Laura identifies five things to consider before buying British Savings Bonds

  1. You can’t withdraw your money early. Under some previous versions of these bonds NS&I allowed people to exit the bonds early if they sacrificed some interest. But that’s no longer allowed, meaning that the money is tied up for the full term with no option to exit early. It means you should only put money in the accounts that you categorically know you won’t need access to – this is particularly important for the longer-term accounts.
  1. You can save up to £1 million. Each person can save a minimum of £500 and up to £1 million in the British Savings Bonds. Because NS&I is government-backed it means those with large cash savings can keep their money in a safe account without having to worry about the FSCS compensation limit.
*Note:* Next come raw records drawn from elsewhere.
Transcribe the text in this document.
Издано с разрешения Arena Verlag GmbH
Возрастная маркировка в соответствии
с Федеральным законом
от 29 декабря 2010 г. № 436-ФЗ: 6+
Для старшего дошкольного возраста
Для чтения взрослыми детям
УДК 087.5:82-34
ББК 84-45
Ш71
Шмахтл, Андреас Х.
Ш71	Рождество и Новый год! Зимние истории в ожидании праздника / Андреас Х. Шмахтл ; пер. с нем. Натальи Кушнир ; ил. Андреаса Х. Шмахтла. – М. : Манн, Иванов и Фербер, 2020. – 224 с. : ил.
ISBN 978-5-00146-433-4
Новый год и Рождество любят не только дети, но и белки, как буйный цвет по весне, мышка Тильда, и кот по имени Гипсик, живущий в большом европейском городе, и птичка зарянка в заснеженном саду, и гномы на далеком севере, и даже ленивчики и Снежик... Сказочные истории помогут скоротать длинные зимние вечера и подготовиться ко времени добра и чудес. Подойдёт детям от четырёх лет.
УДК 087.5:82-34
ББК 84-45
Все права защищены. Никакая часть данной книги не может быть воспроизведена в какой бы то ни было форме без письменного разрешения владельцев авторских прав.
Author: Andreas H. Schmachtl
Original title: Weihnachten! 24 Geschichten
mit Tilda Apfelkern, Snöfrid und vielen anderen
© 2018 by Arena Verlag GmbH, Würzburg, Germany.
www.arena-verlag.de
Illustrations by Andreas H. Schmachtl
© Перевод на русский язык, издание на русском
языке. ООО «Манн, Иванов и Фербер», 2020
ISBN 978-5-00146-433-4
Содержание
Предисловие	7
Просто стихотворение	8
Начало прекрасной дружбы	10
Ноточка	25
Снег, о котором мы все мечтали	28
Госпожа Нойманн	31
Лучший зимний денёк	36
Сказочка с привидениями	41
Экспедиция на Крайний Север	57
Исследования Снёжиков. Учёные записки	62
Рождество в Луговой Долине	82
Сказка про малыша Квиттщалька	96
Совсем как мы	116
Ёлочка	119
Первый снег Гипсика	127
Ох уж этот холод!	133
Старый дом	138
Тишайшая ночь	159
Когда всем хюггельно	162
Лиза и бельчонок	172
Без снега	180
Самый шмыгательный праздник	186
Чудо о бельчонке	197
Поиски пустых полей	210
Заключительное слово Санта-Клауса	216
However, if you have significant cash savings it’s worth considering whether you need it all in cash or whether you could invest it.
  1. Pick whether you want the interest now or later. If you pick the “Income Bond” version you’ll get the interest paid out each month into your bank account, meaning you can spend it. This is a good option if you need the income each month to live off – so ideal for retired people, for example. However, if you don’t need the income you might be inclined to pick the “Growth” option, which means the interest is rolled up and added to the bond each year and then you can only access it at the end of the fixed term. Bear in mind your tax situation though.
  1. Remember the tax bill. While NS&I’s Premium Bonds are tax-free, these bonds aren’t. It means that you could pay tax on the interest you earn. The Personal Savings Allowance gives most people a tax-free limit for the interest they can earn on their savings before they’re taxed. It currently stands at £1,000 for basic-rate taxpayers and £500 for higher-rate taxpayers. Additional rate taxpayers get no tax-free allowance. It means that once you breach the limit you’ll pay tax on the interest at your income tax rate. Because the growth version of the bonds rolls up the interest until the bond matures, it means all that interest will fall into one tax year – potentially single-handedly breaching your Personal Savings Allowance. If you’re likely to face a tax bill for the interest you might want to weigh up whether an ISA would be better for your cash savings.
  1. NS&I is government-backed, but do you need that? A big appeal of NS&I is that they are backed by the government, so they are seen as the safest place to keep your money. However, other banks and building societies are protected by the Financial Services Compensation Scheme, which covers up to £85,000 of money per person, per financial institution. This means that your money is theoretically as safe in any other bank with FSCS protection as it is with NS&I. But regardless some people will feel much safer with their savings being with the government. Plus, anyone with a large amount of savings may prefer to put their money with NS&I rather than split it into £85,000 pots with different providers.